Os jornais de terça-feira (25/6) discutem a proposta de um plebiscito para aprovar a convocação de uma assembleia constituinte com objetivo de promover a reforma política. A sugestão, feita pela presidente da República em reunião com governadores e prefeitos de capitais, é parte de um pacote de resoluções destinadas a dar uma resposta à onda de protestos que agitam o país.
Trata-se do tema mais sensível na agenda que foi levada às ruas pelos manifestantes e que põe em evidência a incapacidade da classe política de corrigir seus próprios vícios.
Junto com a notícia vêm as críticas, e claramente se expõem os grupos de interesse em torno da crise política. De um lado, os representantes das instituições cuja inoperância faz parte do rol de queixas verbalizadas nas ruas. De outro, as expressões impessoais da vontade de mudança, que estão diluídas na sociedade.
A imprensa consegue identificar o primeiro grupo, exatamente porque seus representantes estão institucionalizados, têm cargo, credenciais e nomes próprios, mas apenas faz uma referência vaga à outra parte, aquela que reproduz o desejo de mudança e não possui credenciais oficiais.
As outras propostas divulgadas pelos jornais – como o esforço conjunto em todas as instâncias de governos para garantir a estabilidade da economia, aumento e mais eficiência nos investimentos em saúde, quebrar o ciclo de custos dos transportes e garantir 100% dos royalties do petróleo do pré-sal para a educação – entram apenas como registros nas reportagens. São parte do conjunto de soluções possíveis que podem ter aplicação imediata, porque alteram pouco o jogo do poder e dependem basicamente de determinação política.

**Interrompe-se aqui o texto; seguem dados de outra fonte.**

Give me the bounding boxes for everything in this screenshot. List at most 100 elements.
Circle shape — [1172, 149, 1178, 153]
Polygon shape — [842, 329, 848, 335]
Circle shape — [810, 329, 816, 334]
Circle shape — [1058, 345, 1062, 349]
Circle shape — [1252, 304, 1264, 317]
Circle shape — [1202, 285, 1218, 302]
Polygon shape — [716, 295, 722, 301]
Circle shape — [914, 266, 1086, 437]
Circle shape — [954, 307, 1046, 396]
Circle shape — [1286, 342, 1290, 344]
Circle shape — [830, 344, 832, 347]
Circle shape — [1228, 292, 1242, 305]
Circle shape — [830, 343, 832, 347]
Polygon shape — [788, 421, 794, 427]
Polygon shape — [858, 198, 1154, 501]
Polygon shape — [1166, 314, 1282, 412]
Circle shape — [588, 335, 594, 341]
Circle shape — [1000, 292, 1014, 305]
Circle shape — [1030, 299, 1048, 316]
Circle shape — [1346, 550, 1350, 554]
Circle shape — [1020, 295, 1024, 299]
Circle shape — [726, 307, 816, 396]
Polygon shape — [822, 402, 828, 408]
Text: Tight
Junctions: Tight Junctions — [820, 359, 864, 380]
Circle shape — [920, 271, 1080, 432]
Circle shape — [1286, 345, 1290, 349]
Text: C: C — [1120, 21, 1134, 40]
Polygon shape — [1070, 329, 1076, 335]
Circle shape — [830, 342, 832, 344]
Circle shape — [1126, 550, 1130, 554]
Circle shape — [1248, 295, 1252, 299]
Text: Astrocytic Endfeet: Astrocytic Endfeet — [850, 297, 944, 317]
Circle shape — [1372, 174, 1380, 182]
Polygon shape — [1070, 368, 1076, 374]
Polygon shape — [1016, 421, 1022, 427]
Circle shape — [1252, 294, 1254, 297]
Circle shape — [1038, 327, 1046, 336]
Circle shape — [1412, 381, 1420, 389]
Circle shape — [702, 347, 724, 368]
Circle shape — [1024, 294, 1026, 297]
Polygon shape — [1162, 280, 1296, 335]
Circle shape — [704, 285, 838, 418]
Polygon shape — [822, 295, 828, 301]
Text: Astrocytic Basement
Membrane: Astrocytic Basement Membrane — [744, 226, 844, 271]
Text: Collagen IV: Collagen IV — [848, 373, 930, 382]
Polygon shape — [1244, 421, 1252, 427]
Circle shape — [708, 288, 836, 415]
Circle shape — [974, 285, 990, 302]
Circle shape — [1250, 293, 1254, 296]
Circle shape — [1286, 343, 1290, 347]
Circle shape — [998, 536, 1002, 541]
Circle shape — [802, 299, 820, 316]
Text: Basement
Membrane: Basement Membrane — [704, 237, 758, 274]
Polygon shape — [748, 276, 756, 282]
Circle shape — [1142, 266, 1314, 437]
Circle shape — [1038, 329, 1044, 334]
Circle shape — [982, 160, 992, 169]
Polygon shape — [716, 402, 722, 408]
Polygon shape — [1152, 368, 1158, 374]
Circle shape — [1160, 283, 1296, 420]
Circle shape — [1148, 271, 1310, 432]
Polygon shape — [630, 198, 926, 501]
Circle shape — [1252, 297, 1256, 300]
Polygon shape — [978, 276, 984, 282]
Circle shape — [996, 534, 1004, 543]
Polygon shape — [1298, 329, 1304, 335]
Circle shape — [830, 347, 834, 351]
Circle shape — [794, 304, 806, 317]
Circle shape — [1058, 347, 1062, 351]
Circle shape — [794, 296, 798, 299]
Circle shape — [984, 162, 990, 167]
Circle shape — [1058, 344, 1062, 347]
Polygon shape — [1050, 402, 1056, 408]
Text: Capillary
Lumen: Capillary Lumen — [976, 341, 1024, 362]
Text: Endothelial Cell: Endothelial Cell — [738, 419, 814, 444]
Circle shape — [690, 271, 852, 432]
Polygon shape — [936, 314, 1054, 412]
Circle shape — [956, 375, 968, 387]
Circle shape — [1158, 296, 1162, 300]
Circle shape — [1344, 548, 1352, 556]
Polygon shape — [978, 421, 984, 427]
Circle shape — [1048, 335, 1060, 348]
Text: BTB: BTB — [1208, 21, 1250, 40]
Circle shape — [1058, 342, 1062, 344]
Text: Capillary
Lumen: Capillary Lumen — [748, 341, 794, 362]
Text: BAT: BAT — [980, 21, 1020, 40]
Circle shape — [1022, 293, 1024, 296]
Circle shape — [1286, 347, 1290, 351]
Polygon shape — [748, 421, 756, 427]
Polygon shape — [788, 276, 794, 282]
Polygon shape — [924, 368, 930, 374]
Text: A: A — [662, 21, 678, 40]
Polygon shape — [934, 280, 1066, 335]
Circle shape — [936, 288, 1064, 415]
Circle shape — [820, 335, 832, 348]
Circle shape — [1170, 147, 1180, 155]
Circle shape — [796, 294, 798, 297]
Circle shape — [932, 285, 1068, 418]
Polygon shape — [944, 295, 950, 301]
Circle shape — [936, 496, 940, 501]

A questão mais controversa é mesmo a de um plebiscito que seguramente iria atropelar o Congresso Nacional, com todos os riscos de transformar os atuais integrantes do Parlamento em meros figurantes. Uma mudança de tal magnitude teria o poder de juntar em um só lado todas as instituições que agora estão sendo questionadas nas ruas, entre elas a própria imprensa, para um movimento reacionário.
Oportunismo em cena
A iniciativa da presidente da República é uma jogada de altíssimo risco, principalmente porque vem logo depois da proposta de incluir a corrupção na lista dos crimes hediondos. Neste exato momento, os representantes do que há de pior no mundo político estarão fazendo seus cálculos. Eles sabem que os protestos tendem a se diluir, porque a maioria dos manifestantes não pode ficar permanentemente nas ruas. Sabem também que o poder Executivo, a quem cabe dar a primeira resposta às demandas sociais, não consegue colocar em prática nenhum dos cinco pontos apresentados pela presidente, sem a adesão do Legislativo e o apoio institucional do Judiciário.
Resta imaginar o que faria a imprensa numa circunstância em que o Executivo ficasse isolado em meio às forças retrógradas que motivaram os jovens a exigir mudanças.
Além do risco evidente representado pela consulta direta à população – hipótese que aterroriza todos os poderes – estaríamos lidando com a grande possibilidade de a imprensa se aliar aos que costuma demonizar, para não perder a oportunidade de desestabilizar o governo.
A simples menção a uma reforma imposta por um plebiscito já deve ter criado em muitos dos atuais aliados da presidente a decisão de debandar para candidatos mais amigáveis nas eleições de 2014. Não é por outro motivo que a primeira reação dos líderes da oposição foi se solidarizar com o Congresso, que sabem ser dominado por aquilo que as ruas querem varrer da cena política.
E a voz das ruas?
As passeatas movidas por uma questão objetiva como o preço das passagens puseram a nu a ruptura entre as demandas da sociedade e os poderes republicanos – o que inclui, indiretamente, o poder da imprensa.
Agora, no vácuo das grandes mobilizações, quando a principal onda de protestos reflui para avaliar a conquista do congelamento de tarifas, a pauta original se desloca para a periferia das cidades, onde as palavras de ordem tendem a se multiplicar na proporção das carências a serem supridas.
Enquanto isso, dirigentes das centrais sindicais que nos últimos anos se lambuzaram no poder anunciam suas próprias manifestações.
O caminho das grandes avenidas, aberto pelos protestos espontâneos dos jovens, vai agora ser ocupado por forças que lutaram pela redemocratização mas acabaram no nicho do corporativismo.
A roda da História está para fechar um novo círculo.